Ce cycle obéit à une logique bien connue des initiés : la J-curve. Les premières années sont marquées par les appels de fonds et les frais de structure, qui pèsent mécaniquement sur la performance. Puis, à mesure que les entreprises arrivent à maturité, la création de valeur s'accélère et les rendements se matérialisent, souvent de façon significative en fin de vie du fonds.

3. Risque de valorisation complexe des actifs et manque de transparence

La valeur des participations en private equity n'est pas dictée par un cours quotidien comme en bourse, mais estimée périodiquement par la société de gestion. Entre la valeur affichée et celle réellement obtenue au moment de la sortie, un écart peut exister.

Pour limiter ce risque, il est essentiel d'exiger un niveau de transparence élevé de la part du gérant : des  rapports de gestion réguliers et détaillés sur la valorisation de chaque participation en portefeuille, une méthodologie d'évaluation claire et cohérente.

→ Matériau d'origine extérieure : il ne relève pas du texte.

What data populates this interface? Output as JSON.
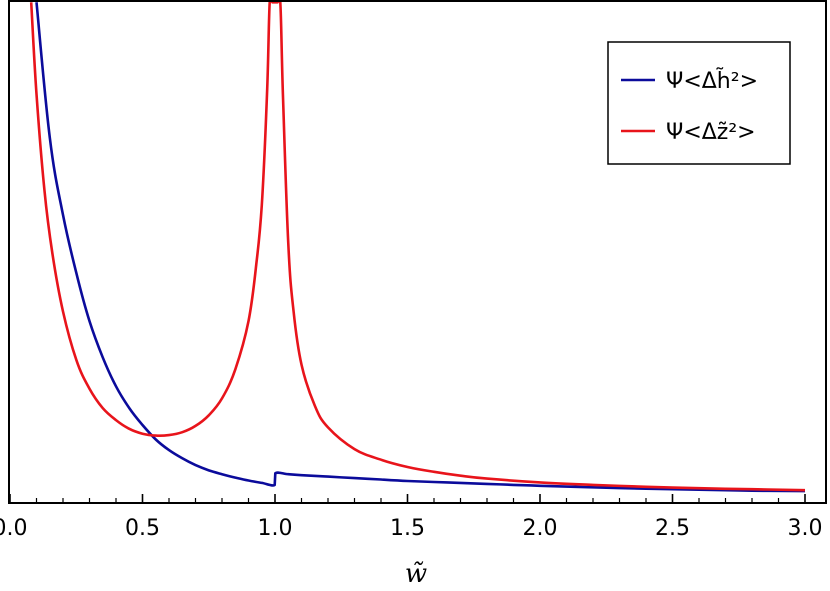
{
  "chart_data": {
    "type": "line",
    "title": "",
    "xlabel": "w̃",
    "ylabel": "",
    "xlim": [
      0.0,
      3.0
    ],
    "ylim": [
      0.0,
      1.0
    ],
    "x_ticks": [
      "0.0",
      "0.5",
      "1.0",
      "1.5",
      "2.0",
      "2.5",
      "3.0"
    ],
    "grid": false,
    "legend": "top-right",
    "series": [
      {
        "name": "Ψ<Δh̃²>",
        "color": "#0b0b9b",
        "x": [
          0.1,
          0.15,
          0.2,
          0.25,
          0.3,
          0.35,
          0.4,
          0.45,
          0.5,
          0.55,
          0.6,
          0.65,
          0.7,
          0.75,
          0.8,
          0.85,
          0.9,
          0.95,
          0.999,
          1.001,
          1.05,
          1.1,
          1.2,
          1.3,
          1.4,
          1.5,
          1.6,
          1.7,
          1.8,
          1.9,
          2.0,
          2.2,
          2.4,
          2.6,
          2.8,
          3.0
        ],
        "y": [
          1.02,
          0.74,
          0.58,
          0.46,
          0.36,
          0.285,
          0.225,
          0.18,
          0.145,
          0.115,
          0.093,
          0.076,
          0.062,
          0.051,
          0.043,
          0.036,
          0.03,
          0.025,
          0.021,
          0.045,
          0.043,
          0.041,
          0.038,
          0.035,
          0.032,
          0.029,
          0.027,
          0.025,
          0.023,
          0.021,
          0.019,
          0.016,
          0.013,
          0.011,
          0.009,
          0.008
        ]
      },
      {
        "name": "Ψ<Δz̃²>",
        "color": "#e8141b",
        "x": [
          0.08,
          0.1,
          0.13,
          0.16,
          0.2,
          0.25,
          0.3,
          0.35,
          0.4,
          0.45,
          0.5,
          0.55,
          0.6,
          0.65,
          0.7,
          0.75,
          0.8,
          0.85,
          0.9,
          0.93,
          0.95,
          0.97,
          0.98,
          0.99,
          1.0,
          1.01,
          1.02,
          1.03,
          1.05,
          1.07,
          1.1,
          1.15,
          1.2,
          1.3,
          1.4,
          1.5,
          1.6,
          1.7,
          1.8,
          2.0,
          2.2,
          2.4,
          2.6,
          2.8,
          3.0
        ],
        "y": [
          1.02,
          0.83,
          0.63,
          0.5,
          0.38,
          0.28,
          0.22,
          0.18,
          0.155,
          0.137,
          0.127,
          0.123,
          0.124,
          0.13,
          0.143,
          0.165,
          0.2,
          0.26,
          0.36,
          0.48,
          0.6,
          0.83,
          1.02,
          1.02,
          1.02,
          1.02,
          1.02,
          0.83,
          0.52,
          0.38,
          0.27,
          0.185,
          0.14,
          0.095,
          0.073,
          0.058,
          0.048,
          0.04,
          0.034,
          0.026,
          0.021,
          0.017,
          0.014,
          0.012,
          0.01
        ]
      }
    ]
  }
}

Un bon gérant doit être en mesure de justifier ses hypothèses de valorisation et de communiquer ouvertement, y compris sur les entreprises en difficulté au sein du portefeuille.

4. Risque de change

La performance d'un fonds ne dépend pas uniquement de la qualité des entreprises en portefeuille. Pour les fonds investis hors zone euro, notamment aux États-Unis, la fluctuation des devises introduit une variable supplémentaire, indépendante de la stratégie du gérant et de la santé des sociétés détenues. 

Un dollar qui se déprécie face à l'euro, et c'est un potentiel rendement qui se réduit mécaniquement au moment du rapatriement des gains. Un paramètre souvent sous-estimé par les investisseurs, mais qui peut peser significativement sur le résultat final, même lorsque les entreprises sous-jacentes affichent d'excellentes performances.

Le private equity offre toutefois des moyens de mitiger ce risque : les investissements s'effectuent de manière progressive sur plusieurs années, ce qui permet de lisser naturellement l'exposition aux fluctuations de change, tandis que certains fonds recourent à des instruments de couverture pour se prémunir contre la volatilité des devises.

5. Risque réglementaire et fiscal

Les avantages fiscaux attachés à certains véhicules, comme les fonds dédiés à l'innovation (FCPI) ou les cadres juridiques encadrant le private equity sont susceptibles d'évoluer durant la vie d'un fonds.
Une modification législative, un ajustement fiscal, et c'est la stratégie d'investissement initiale qui peut s'en trouver affectée. Un risque difficile à anticiper, mais qu'un gérant expérimenté intègre dans sa réflexion dès la structuration du fonds.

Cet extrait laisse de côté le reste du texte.